Banks gain technology and insights through mergers, acquiring startup companies, or mentorship programs. While FinTech startups gain customer trust and market reach through such partnerships. Right now, both FinTech startups and banks are benefitting by coming together rather than competing in the market.

How fintech is shaping the future of banking? ›

The rise of financial technology is double-edged for the banking sector – on the one hand it is providing ways to enhance the services they provide to their customers, with banking institutions using tools like chatbots to enhance customer experience, mobile apps to give customers a real-time view of their bank ...

How does fintech affect investment banking? ›

The emergence of Financial Technology (Fintech) is a game-changer in the world of investment banking. From algorithmic trading to robo-advisors, Fintech solutions are automating processes, reducing costs, and enhancing the speed and accuracy of financial transactions.

How fintech will change banking? ›

However, fintech is promising to change this landscape by making banking services more affordable and accessible. A 2023 United Nations report highlights how fintech reduces the cost of financial services, offering digital options like direct deposits.

What does fintech mean for banks? ›

Fintech is a portmanteau of the words “financial” and “technology”. It refers to any app, software, or technology that allows people or businesses to digitally access, manage, or gain insights into their finances or make financial transactions.

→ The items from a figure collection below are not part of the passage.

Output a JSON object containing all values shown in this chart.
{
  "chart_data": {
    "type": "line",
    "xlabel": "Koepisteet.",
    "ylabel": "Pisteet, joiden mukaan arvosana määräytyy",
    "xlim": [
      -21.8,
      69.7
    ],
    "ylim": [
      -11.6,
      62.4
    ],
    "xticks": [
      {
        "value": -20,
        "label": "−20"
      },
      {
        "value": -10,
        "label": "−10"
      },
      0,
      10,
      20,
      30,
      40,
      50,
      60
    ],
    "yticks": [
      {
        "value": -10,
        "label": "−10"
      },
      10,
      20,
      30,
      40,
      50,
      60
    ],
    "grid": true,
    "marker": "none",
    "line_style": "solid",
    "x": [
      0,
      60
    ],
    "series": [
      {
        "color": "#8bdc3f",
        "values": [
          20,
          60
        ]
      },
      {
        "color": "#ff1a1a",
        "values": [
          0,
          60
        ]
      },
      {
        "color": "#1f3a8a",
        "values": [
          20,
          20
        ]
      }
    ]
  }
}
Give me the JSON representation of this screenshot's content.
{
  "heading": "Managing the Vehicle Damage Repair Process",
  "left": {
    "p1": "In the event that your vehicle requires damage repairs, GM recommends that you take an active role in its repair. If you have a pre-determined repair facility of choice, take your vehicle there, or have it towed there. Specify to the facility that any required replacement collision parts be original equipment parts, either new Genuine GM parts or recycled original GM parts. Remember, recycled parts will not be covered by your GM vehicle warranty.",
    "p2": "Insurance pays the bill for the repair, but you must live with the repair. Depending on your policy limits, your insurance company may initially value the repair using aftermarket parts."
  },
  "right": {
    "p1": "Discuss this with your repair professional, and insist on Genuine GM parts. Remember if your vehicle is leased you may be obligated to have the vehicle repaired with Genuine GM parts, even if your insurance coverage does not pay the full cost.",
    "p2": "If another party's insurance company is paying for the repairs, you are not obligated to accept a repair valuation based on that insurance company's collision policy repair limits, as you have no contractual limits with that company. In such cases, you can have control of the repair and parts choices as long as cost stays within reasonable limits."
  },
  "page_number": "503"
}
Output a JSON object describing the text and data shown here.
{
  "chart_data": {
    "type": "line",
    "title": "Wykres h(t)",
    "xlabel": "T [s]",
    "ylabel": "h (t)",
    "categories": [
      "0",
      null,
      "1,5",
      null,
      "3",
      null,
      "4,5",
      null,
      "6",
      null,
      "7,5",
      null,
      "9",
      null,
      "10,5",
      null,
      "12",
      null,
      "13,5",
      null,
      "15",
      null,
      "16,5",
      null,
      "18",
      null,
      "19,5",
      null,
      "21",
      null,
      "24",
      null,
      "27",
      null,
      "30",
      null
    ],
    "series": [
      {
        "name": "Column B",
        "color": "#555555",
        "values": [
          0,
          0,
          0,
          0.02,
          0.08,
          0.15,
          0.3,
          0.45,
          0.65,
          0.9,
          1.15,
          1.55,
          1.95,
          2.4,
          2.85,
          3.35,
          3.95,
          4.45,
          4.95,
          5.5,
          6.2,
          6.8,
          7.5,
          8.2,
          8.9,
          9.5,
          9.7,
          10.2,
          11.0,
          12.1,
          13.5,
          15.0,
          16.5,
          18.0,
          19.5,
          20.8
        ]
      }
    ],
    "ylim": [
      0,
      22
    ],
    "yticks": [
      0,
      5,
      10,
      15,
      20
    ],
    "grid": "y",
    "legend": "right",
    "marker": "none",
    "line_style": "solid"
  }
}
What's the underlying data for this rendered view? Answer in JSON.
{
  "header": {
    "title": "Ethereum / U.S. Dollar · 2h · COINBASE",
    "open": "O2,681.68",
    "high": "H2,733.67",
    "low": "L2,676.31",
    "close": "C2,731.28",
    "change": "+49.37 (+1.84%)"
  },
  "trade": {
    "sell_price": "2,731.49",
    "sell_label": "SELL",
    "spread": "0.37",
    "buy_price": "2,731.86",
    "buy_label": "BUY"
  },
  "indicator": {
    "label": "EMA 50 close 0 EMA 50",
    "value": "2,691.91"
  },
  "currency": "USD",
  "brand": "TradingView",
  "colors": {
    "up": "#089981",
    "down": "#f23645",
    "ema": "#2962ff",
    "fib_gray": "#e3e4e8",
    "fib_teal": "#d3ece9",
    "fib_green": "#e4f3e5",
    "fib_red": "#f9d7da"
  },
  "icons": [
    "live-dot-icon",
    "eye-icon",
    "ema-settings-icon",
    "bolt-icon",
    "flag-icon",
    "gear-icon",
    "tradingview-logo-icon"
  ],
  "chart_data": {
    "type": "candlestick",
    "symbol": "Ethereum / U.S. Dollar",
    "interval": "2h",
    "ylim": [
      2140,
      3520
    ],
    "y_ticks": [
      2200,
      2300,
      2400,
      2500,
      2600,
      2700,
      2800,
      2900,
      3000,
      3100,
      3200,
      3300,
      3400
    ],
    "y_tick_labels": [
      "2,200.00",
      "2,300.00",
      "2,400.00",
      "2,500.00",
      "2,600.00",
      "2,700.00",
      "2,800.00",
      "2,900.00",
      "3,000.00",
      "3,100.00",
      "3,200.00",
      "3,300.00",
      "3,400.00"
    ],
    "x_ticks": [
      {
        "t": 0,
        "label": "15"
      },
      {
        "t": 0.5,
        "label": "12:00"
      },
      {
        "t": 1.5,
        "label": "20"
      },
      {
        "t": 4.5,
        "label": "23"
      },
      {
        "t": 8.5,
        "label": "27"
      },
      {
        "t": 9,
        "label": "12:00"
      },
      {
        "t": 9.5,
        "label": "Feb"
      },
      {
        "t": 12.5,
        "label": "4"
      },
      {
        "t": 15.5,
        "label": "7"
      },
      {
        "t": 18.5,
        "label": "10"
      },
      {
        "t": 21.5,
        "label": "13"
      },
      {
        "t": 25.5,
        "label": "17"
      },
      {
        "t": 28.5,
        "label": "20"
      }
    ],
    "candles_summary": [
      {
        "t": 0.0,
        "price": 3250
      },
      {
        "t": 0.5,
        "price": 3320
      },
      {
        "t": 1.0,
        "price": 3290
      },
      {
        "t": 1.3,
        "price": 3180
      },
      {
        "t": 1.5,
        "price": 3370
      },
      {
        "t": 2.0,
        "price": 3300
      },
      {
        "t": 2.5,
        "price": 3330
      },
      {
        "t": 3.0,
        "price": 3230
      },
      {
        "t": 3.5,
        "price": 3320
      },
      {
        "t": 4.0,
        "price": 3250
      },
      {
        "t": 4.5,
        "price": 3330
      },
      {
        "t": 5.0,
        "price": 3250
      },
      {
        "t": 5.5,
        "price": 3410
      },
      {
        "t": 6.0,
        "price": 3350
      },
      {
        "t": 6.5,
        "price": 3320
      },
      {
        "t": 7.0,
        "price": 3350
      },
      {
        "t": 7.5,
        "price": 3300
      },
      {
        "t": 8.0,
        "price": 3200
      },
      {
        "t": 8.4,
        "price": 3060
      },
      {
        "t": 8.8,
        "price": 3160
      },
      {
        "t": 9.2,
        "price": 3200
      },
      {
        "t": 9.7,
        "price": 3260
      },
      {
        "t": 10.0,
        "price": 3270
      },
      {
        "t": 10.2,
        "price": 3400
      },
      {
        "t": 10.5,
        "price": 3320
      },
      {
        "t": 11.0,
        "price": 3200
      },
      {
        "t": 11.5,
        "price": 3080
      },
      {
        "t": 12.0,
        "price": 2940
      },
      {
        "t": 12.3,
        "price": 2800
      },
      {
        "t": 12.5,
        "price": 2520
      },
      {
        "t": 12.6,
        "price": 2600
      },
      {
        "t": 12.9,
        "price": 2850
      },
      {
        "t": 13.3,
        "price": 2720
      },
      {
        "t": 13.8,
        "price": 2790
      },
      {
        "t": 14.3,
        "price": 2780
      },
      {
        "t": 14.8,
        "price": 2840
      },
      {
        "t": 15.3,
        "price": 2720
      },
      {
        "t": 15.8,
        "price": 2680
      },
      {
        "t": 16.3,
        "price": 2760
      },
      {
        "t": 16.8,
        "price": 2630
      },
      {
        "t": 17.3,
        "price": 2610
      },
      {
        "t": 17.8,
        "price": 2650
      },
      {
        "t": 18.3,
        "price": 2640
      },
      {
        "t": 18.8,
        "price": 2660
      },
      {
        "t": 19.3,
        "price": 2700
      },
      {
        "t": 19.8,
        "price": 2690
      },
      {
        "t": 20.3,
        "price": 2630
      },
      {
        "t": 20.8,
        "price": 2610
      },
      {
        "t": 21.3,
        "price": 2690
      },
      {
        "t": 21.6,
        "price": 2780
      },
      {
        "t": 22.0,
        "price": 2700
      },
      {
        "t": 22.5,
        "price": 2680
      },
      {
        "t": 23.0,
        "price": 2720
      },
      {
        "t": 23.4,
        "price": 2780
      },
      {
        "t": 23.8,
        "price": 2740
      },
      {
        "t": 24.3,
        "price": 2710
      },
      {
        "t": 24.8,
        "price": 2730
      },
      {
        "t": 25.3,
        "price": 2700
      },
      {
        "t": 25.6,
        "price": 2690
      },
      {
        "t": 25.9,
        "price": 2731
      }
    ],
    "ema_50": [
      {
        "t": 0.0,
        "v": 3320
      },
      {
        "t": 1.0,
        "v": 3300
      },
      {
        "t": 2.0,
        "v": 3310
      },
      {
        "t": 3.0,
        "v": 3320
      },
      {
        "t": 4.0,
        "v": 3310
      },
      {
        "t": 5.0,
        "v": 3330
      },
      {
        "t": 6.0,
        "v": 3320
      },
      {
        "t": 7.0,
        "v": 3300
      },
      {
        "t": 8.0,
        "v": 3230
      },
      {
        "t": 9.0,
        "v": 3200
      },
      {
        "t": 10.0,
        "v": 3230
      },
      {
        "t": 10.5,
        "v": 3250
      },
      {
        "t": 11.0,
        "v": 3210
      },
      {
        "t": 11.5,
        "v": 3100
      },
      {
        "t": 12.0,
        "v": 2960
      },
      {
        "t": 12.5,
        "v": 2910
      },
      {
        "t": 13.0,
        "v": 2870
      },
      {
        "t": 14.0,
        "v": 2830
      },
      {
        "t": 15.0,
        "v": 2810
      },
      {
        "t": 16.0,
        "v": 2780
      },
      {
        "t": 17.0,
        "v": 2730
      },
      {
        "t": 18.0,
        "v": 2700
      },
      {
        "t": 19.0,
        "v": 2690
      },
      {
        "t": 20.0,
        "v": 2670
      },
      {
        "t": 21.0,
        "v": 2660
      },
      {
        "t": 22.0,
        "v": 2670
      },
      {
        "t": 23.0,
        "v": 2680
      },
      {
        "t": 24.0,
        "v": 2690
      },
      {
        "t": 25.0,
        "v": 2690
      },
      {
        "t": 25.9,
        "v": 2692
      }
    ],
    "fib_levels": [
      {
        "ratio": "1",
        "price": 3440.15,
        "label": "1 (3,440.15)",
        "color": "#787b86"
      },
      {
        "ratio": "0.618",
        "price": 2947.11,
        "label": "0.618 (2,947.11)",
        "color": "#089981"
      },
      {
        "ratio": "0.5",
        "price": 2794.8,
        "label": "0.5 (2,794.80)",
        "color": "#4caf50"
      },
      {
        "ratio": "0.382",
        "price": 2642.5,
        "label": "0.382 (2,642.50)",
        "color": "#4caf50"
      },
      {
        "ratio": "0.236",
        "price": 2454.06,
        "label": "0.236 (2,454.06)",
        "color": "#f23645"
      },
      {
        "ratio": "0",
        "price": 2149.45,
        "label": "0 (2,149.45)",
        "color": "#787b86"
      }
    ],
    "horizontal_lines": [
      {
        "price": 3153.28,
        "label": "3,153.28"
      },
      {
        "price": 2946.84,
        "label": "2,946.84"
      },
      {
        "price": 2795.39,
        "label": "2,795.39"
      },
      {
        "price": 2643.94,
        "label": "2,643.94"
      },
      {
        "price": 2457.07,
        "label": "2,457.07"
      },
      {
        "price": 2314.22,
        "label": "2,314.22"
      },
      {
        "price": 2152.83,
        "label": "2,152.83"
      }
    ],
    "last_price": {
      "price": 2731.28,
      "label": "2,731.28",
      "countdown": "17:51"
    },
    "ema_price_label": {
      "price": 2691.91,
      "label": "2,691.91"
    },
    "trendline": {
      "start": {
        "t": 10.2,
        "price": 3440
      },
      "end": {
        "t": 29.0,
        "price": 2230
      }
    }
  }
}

How can banks partner with fintech? ›

Collaborative Venture: A Win-Win Approach

The partnership between banks and fintech is opening up new opportunities for financial inclusion. By collaborating with banks, Fintech integrates cost-effective solutions into existing infrastructure, making financial services more affordable and attractive.

How can banks respond to fintech? ›

Banks should take a clear stance against fintech and stop sitting on the fence. This can be achieved by either directly competing with startups to pursue disruptive innovations (in a sense, disrupting themselves), or by retreating to traditional, simpler, but still lucrative banking. Stop investing in startups.